Moving images of refugees trying to make their way to Europe – including the disturbing photo of a drowned child – spurred some in the online technology community to action. While the refugees’ most basic needs remain crucial, technology can fill communication gaps and provide much-needed mobile support.
Taking up the banner, Google, which pledged $5.5 million in matching donations this week, hasraised $14 million to help fund relief. And a new initiative on Facebook and Twitter – Techfugees – seeks to mobilize the tech community and link refugees with non-governmental organizations and humanitarian agencies.
Once immediate needs are met, Kate Coyer, Director of the Civil Society and Technology Project at the Central European University, said refugees need tools to communicate, stay connected and get reliable information.
That means smartphones, chargers and Wi-Fi networks. She said people who approached her team in Hungary had cell phones but had lost their charging devices during travel. Along borders and in remote places where there are no power sources, Coyer said the options are solar power, power generators, or batteries.

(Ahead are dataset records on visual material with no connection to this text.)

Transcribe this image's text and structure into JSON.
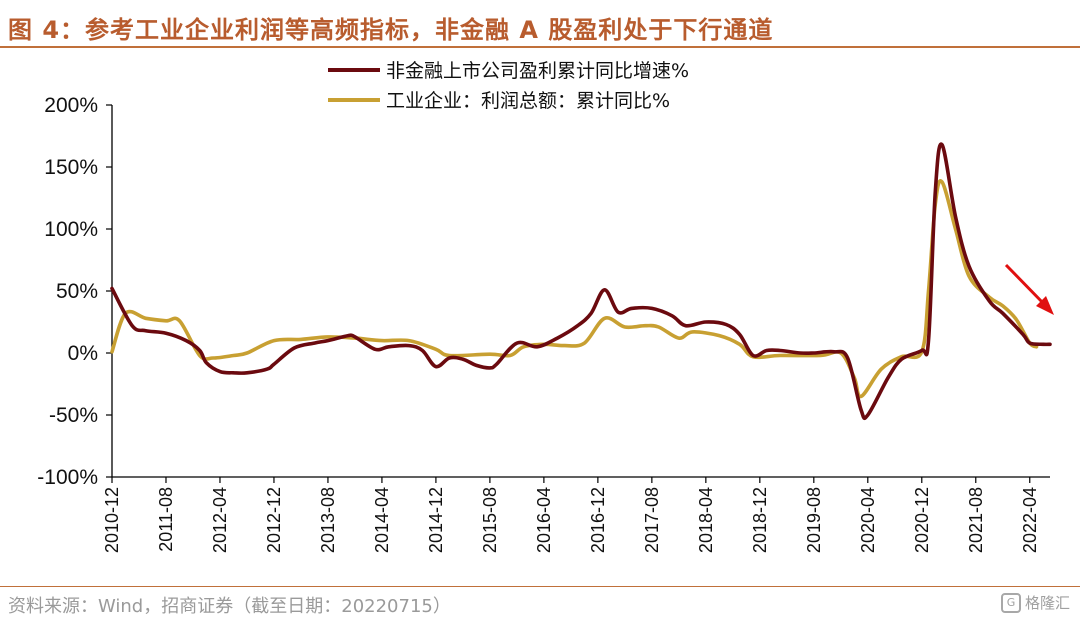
{
  "figure": {
    "title": "图 4：参考工业企业利润等高频指标，非金融 A 股盈利处于下行通道",
    "source": "资料来源：Wind，招商证券（截至日期：20220715）",
    "watermark": "格隆汇",
    "watermark_mark": "G"
  },
  "chart_data": {
    "type": "line",
    "title": "",
    "xlabel": "",
    "ylabel": "",
    "ylim": [
      -100,
      200
    ],
    "yticks": [
      -100,
      -50,
      0,
      50,
      100,
      150,
      200
    ],
    "ytick_labels": [
      "-100%",
      "-50%",
      "0%",
      "50%",
      "100%",
      "150%",
      "200%"
    ],
    "x_start": "2010-12",
    "x_end": "2022-07",
    "xtick_labels": [
      "2010-12",
      "2011-08",
      "2012-04",
      "2012-12",
      "2013-08",
      "2014-04",
      "2014-12",
      "2015-08",
      "2016-04",
      "2016-12",
      "2017-08",
      "2018-04",
      "2018-12",
      "2019-08",
      "2020-04",
      "2020-12",
      "2021-08",
      "2022-04"
    ],
    "grid": false,
    "legend_position": "top",
    "annotation": "downward red arrow near latest data indicating declining trend",
    "colors": {
      "axis": "#000000",
      "arrow": "#e01010"
    },
    "series": [
      {
        "name": "非金融上市公司盈利累计同比增速%",
        "color": "#6b0a0f",
        "points": [
          [
            "2010-12",
            52
          ],
          [
            "2011-03",
            22
          ],
          [
            "2011-05",
            18
          ],
          [
            "2011-08",
            16
          ],
          [
            "2011-11",
            10
          ],
          [
            "2012-01",
            2
          ],
          [
            "2012-02",
            -8
          ],
          [
            "2012-04",
            -15
          ],
          [
            "2012-06",
            -16
          ],
          [
            "2012-08",
            -16
          ],
          [
            "2012-11",
            -13
          ],
          [
            "2012-12",
            -9
          ],
          [
            "2013-03",
            4
          ],
          [
            "2013-06",
            8
          ],
          [
            "2013-08",
            10
          ],
          [
            "2013-11",
            14
          ],
          [
            "2013-12",
            13
          ],
          [
            "2014-03",
            3
          ],
          [
            "2014-05",
            5
          ],
          [
            "2014-08",
            6
          ],
          [
            "2014-10",
            2
          ],
          [
            "2014-12",
            -11
          ],
          [
            "2015-02",
            -4
          ],
          [
            "2015-04",
            -5
          ],
          [
            "2015-06",
            -10
          ],
          [
            "2015-08",
            -12
          ],
          [
            "2015-09",
            -9
          ],
          [
            "2015-12",
            8
          ],
          [
            "2016-03",
            5
          ],
          [
            "2016-06",
            12
          ],
          [
            "2016-09",
            22
          ],
          [
            "2016-11",
            32
          ],
          [
            "2017-01",
            51
          ],
          [
            "2017-03",
            33
          ],
          [
            "2017-05",
            36
          ],
          [
            "2017-08",
            36
          ],
          [
            "2017-11",
            30
          ],
          [
            "2018-01",
            22
          ],
          [
            "2018-04",
            25
          ],
          [
            "2018-07",
            23
          ],
          [
            "2018-09",
            15
          ],
          [
            "2018-11",
            -2
          ],
          [
            "2019-01",
            2
          ],
          [
            "2019-03",
            2
          ],
          [
            "2019-06",
            0
          ],
          [
            "2019-08",
            0
          ],
          [
            "2019-11",
            1
          ],
          [
            "2020-01",
            -4
          ],
          [
            "2020-03",
            -46
          ],
          [
            "2020-04",
            -50
          ],
          [
            "2020-07",
            -20
          ],
          [
            "2020-09",
            -5
          ],
          [
            "2020-12",
            2
          ],
          [
            "2021-01",
            10
          ],
          [
            "2021-02",
            130
          ],
          [
            "2021-03",
            168
          ],
          [
            "2021-05",
            110
          ],
          [
            "2021-07",
            70
          ],
          [
            "2021-10",
            42
          ],
          [
            "2021-12",
            32
          ],
          [
            "2022-03",
            15
          ],
          [
            "2022-04",
            8
          ],
          [
            "2022-06",
            7
          ],
          [
            "2022-07",
            7
          ]
        ]
      },
      {
        "name": "工业企业：利润总额：累计同比%",
        "color": "#c8a032",
        "points": [
          [
            "2010-12",
            1
          ],
          [
            "2011-02",
            32
          ],
          [
            "2011-05",
            28
          ],
          [
            "2011-08",
            26
          ],
          [
            "2011-10",
            26
          ],
          [
            "2012-01",
            -2
          ],
          [
            "2012-03",
            -4
          ],
          [
            "2012-06",
            -2
          ],
          [
            "2012-08",
            0
          ],
          [
            "2012-12",
            10
          ],
          [
            "2013-04",
            11
          ],
          [
            "2013-08",
            13
          ],
          [
            "2013-12",
            12
          ],
          [
            "2014-04",
            10
          ],
          [
            "2014-08",
            10
          ],
          [
            "2014-12",
            3
          ],
          [
            "2015-02",
            -2
          ],
          [
            "2015-08",
            -1
          ],
          [
            "2015-11",
            -2
          ],
          [
            "2016-01",
            5
          ],
          [
            "2016-04",
            7
          ],
          [
            "2016-07",
            6
          ],
          [
            "2016-10",
            8
          ],
          [
            "2017-01",
            28
          ],
          [
            "2017-04",
            21
          ],
          [
            "2017-07",
            22
          ],
          [
            "2017-09",
            21
          ],
          [
            "2017-12",
            12
          ],
          [
            "2018-02",
            17
          ],
          [
            "2018-06",
            14
          ],
          [
            "2018-09",
            7
          ],
          [
            "2018-11",
            -3
          ],
          [
            "2019-03",
            -2
          ],
          [
            "2019-09",
            -2
          ],
          [
            "2019-12",
            0
          ],
          [
            "2020-02",
            -20
          ],
          [
            "2020-03",
            -35
          ],
          [
            "2020-06",
            -13
          ],
          [
            "2020-09",
            -3
          ],
          [
            "2020-12",
            1
          ],
          [
            "2021-01",
            50
          ],
          [
            "2021-02",
            120
          ],
          [
            "2021-03",
            138
          ],
          [
            "2021-05",
            100
          ],
          [
            "2021-07",
            62
          ],
          [
            "2021-10",
            45
          ],
          [
            "2021-12",
            38
          ],
          [
            "2022-02",
            27
          ],
          [
            "2022-04",
            8
          ],
          [
            "2022-05",
            5
          ]
        ]
      }
    ]
  }
}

At [the] Keleti train station in Budapest, even when there were an estimated 3000 refugees stuck there and sleeping rough, there were only four sources of power I counted and none of them provided by the station itself.
Coyer said the first thing she did was to “buy around 20 power strips to just add capacity to what was already there even if itself limited.”
Later, we were able to set up a small charging station using battery packs with USB ports that can be bought in any electronics shop.
After a few days, Greenpeace arrived at Keleti with a solar powered, high-capacity field set up, which was brilliant because using solar means you are generating more power than what is already there. They were onsite eight hours a day and we supplemented in the mornings and evening hours with our DIY [charging] station.
Refugees with smartphones also need a 3G network and funding to load SIM cards for data, said Coyer. Once connected, the refugees she met accessed social media and messaging apps like Viber, WhatsApp, Skype and Facebook Messenger and apps that provide vital information about migration opportunities and risks, translation apps, and foreign currency calculators.
Online maps were particularly helpful, said Coyer, including one that showed the locations of known landmines surrounding Serbia and Croatia for those seeking alternative routes after Hungary closed its borders.
She said some of the maps were invaluable when helping refugees organize their transport “after traveling rough for weeks – at times put on buses they weren’t told where they were going or where they had ended up. Just being able to show people where they were could be helpful.”
“They should have better access to information from reliable sources about what the journey looks like and what to expect upon arrival,” advisedDana Janbek, Associate Professor of Public Relations at Massachusetts’ Lasell College. “Technology can help with communicating with the refugees the migration realities as well as opportunities.”
Janbek, who co-authored Syrian Refugees and Information Precarity, said the refugees she visited in Jordan experienced unstable and insecure access to information, which “potentially leaves them vulnerable to misinformation, among other things.”
One refugee told us ‘not everything is covered on television. Sometimes we only hear of it through the phone.’
Janbeck found refugees using cellphones to verify news and rumors, get updates, share information about their situation and maintain transnational ties with families and friends.
Reliable, actionable information is also crucial for humanitarian groups looking to provide aid and is sadly lacking in the current European refugee crisis. Despite rapid technological progress in the humanitarian space, getting reliable information in crisis situations is still a challenge, said Patrick Vinck, Director of the Program on Peace and Human Rights Data at the Harvard Humanitarian Initiative.
“We still know very little of what is going on and how many people exactly are there,” said Vinck. “Where are they? What are their needs? What are their plans? We have a lot of information gaps and so we need to really focus on completing that before we can really truly address the crisis.”
One way to fill the knowledge gap is KoboToolBox, a free, open source tool developed by the Harvard Humanitarian Initiative and used in the aftermath of the Nepal earthquake, during the Ebola outbreak, and in conflict zones to understand how people cope with violence.
Designed to assist aid groups with data collection and humanitarian needs assessment, the KoboToolBox lets users generate a questionnaire that can be deployed on mobile platforms to better understand where people are coming from, where they are going, what resources they have and what they hope for.
Trained individuals on the ground can collect information about unconnected demographics and make it available as quickly as possible to humanitarian responders.
“We need to be very mindful of bridging that gap and not solely relying on technology for communication and make sure that we have on the ground people that are reaching out to those who are not connected and typically would also be the most vulnerable,” said Vinck.
That, he added, was the reason KoboToolBox was created – to “shorten the cycle between the moment a crisis happens and the moment you have information about that crisis.”
Janbek believes technology can “alleviate some of the burdens that come with being a refugee” and enable organizations and researchers working with refugees to “join forces with technology giants to come up with creative solutions.”